Singh has some reservations, too. “It will not be enough just to do this [demonetization],” he says. “It has to be matched with a better, more streamlined and integrated tax system. The upcoming move to GST is a measure in the right direction, and the government needs to move forward with implementing the next steps of that reform measure.”

But, nonetheless, he sees the move as positive. “It is remarkable that PM Modi has taken this bold step. Clearly, there will be howls of protest from some. A simple analysis can be done by asking ‘cui bono’, which is Latin for ‘who benefits’ from the status quo. Just who has the stacks of Rs500 and Rs1,000 bills and cannot account for them? Those parties will not be happy with this step. But for the ordinary Indian, while there may be some discomfort during the transition, this will be fine in the longer term.”

Meanwhile, a group of prominent citizens including social activist Aruna Roy, economist Jayati Ghosh and writer Nayantara Sahgal have called the decision to demonetize Rs500 and Rs1,000 notes as “misconceived” and have demanded for it to be rolled back or suspended if the inconvenience to the public is not resolved immediately. In a joint statement questioning various aspects of the demonetization move, they have said: “Black money is generated through evasion of taxes on income from lawful activities and money generated from illegal activities. In the absence of steps to curb the generation of black money, demonetization is a futile exercise, as it proved to be in 1978.”

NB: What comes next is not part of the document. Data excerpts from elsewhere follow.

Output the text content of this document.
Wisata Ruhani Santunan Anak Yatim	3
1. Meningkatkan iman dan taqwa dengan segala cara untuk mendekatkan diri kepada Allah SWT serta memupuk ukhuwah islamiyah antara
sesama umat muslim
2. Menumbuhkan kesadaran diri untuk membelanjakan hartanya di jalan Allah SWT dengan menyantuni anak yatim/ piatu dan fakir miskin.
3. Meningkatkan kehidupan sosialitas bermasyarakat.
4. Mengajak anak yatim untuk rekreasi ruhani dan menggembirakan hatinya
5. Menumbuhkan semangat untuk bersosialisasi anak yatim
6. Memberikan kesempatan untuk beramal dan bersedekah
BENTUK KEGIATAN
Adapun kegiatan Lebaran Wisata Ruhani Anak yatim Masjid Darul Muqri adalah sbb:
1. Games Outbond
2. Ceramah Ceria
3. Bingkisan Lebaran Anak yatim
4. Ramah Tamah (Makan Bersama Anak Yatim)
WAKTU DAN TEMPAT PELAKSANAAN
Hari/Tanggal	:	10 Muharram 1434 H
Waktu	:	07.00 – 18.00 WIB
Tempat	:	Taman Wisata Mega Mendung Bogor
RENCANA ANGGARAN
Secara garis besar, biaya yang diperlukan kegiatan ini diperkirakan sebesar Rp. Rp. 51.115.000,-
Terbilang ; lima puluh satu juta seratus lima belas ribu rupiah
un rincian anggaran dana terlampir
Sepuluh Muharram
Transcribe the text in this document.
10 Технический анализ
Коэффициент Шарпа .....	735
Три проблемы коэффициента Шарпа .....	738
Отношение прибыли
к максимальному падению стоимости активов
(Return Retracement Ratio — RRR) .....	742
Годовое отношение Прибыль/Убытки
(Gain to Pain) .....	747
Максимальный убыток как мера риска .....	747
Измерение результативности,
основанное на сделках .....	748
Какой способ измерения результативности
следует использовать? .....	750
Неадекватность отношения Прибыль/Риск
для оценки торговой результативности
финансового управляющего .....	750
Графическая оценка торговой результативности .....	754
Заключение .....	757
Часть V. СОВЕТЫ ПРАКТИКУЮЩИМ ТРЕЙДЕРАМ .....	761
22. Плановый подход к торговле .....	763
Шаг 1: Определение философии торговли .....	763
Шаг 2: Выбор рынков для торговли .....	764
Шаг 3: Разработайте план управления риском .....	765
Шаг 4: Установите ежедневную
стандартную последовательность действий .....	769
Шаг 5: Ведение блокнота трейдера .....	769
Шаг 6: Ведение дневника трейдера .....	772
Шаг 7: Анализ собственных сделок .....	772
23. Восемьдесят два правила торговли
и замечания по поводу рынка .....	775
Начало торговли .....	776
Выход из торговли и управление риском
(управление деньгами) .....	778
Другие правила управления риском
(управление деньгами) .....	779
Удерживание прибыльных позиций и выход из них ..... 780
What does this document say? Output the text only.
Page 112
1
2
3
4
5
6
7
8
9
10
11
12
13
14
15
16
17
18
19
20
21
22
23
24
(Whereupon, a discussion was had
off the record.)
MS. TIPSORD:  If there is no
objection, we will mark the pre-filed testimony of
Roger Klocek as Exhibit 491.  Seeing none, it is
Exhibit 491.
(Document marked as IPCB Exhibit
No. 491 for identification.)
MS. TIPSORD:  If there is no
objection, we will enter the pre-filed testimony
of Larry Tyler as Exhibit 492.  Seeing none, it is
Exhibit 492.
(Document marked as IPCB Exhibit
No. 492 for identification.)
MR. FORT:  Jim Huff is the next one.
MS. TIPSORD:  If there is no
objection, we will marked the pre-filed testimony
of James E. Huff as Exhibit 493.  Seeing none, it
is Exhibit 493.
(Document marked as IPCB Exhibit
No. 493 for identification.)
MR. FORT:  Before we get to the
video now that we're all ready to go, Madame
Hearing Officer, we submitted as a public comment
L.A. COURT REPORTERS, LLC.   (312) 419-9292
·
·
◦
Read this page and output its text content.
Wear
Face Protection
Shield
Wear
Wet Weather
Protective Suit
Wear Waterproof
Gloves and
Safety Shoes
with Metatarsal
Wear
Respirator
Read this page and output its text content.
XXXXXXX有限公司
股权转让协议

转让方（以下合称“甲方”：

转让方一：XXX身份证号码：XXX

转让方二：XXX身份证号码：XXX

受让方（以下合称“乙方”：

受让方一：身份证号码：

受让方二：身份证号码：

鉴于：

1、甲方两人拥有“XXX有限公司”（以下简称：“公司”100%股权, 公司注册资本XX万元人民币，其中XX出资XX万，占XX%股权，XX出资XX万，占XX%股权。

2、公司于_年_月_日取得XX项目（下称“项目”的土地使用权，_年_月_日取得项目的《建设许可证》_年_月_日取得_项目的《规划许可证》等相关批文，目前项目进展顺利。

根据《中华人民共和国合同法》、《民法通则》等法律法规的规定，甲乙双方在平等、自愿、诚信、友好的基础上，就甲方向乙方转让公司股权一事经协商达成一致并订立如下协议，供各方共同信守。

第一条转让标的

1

The Supreme Court of India, while refusing to stay the demonetization move, has asked the Modi government to file an affidavit detailing the steps being taken to ease the inconvenience to the general public.

Work in Progress

For Modi, this is work in progress. In his speech to the nation, he outlined what his government has done so far. A law was passed in 2015 for disclosure of foreign black money. Agreements with many countries, including the U.S., have been made to add provisions for sharing banking information. A strict law has come into force from August 2016 to curb benami transactions, or the purchase of property and deals using fictitious names — a way of deploying black money earned through corruption. A scheme was introduced for declaring black money after paying a stiff penalty. And arching over it all was the Prime Minister’s Jan Dhan Yojana, which aimed at financial inclusion for the whole country. Launched in August 2014, it has managed to add 250 million bank accounts through November 2016. Demonetization, then, was inevitable; the only surprise being when.